Galilée, enveloppant la lunette dans la nappe. – Faites asseoir Virginia et Andrea dans la voiture. J’arrive tout de suite.
Virginia. – Non, nous ne partons pas sans toi. Tu n’en finiras jamais si tu commences à ranger tes livres.
Madame Sarti. – La voiture est là.
Galilée. – Sois raisonnable Virginia, si vous n’allez pas vous y asseoir, le cocher partira. La peste, ce n’est pas rien.
Virginia, protestant, alors que madame Sarti les entraîne au dehors, elle et Andrea. – Aidez-le avec les livres, ou il ne viendra pas.
Madame Sarti l’appelle depuis la porte d’entrée. – Monsieur Galilée ! Le cocher refuse d’attendre.
Galilée. – Madame Sarti, je ne crois pas qu’il soit bon que je parte. Tout est là, en désordre, vous savez, trois mois d’observations, des notes bonnes à jeter si je n’y consacre pas encore une nuit ou deux. Et puis cette épidémie est partout.
Madame Sarti. – Monsieur Galilée ! Viens avec nous, immédiatement ! Tu es fou.
Galilée. – Partez avec Virginia et Andrea. Je vous rejoindrai.
Madame Sarti. – Dans une heure, personne ne pourra plus partir d’ici. Viens ! Elle tend l’oreille. Il part ! Il faut que je l’en empêche. Elle sort.
Galilée arpente la pièce. Madame Sarti revient, très pâle, sans son baluchon.

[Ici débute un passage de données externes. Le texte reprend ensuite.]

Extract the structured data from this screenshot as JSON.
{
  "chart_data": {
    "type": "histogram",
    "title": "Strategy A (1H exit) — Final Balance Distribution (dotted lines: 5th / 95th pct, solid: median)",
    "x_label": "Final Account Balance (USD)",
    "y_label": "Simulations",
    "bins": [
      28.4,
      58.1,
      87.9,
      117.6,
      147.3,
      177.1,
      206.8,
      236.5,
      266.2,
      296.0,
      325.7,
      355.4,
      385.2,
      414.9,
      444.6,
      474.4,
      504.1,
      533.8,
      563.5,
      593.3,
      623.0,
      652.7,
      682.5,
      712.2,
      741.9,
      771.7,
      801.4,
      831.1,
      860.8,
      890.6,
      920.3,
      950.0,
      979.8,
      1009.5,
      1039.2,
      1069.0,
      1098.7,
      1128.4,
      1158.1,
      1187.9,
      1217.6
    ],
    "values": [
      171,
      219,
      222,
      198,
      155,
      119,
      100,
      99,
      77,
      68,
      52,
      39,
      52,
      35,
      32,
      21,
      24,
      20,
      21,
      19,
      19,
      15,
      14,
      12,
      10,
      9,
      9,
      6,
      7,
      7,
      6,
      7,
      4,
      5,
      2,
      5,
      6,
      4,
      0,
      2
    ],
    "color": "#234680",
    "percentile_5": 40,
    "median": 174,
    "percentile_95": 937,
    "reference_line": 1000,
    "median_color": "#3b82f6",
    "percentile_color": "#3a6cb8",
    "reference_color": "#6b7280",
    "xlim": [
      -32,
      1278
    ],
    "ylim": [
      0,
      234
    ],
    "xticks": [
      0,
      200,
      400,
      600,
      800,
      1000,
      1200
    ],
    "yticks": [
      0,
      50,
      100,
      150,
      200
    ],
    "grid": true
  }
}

Galilée. – Que faites-vous plantée là ? La voiture avec les enfants finira par s’en aller sans vous.
Madame Sarti. – Ils sont partis. Ils ont dû retenir Virginia de force. A Bologne, on s’occupera des enfants. Mais ici, qui vous aurait servi votre repas ?
Galilée. – Tu es folle. Rester dans cette ville pour cause de cuisine !… Il saisit ses notes. Ne pensez pas de moi, madame Sarti, que je suis fou. Je ne peux pas abandonner mes observations. J’ai des ennemis puissants et je dois amasser des preuves pour soutenir certaines affirmations.
Madame Sarti. – Vous n’avez pas à vous excuser. Mais raisonnable, vous ne l’êtes pas.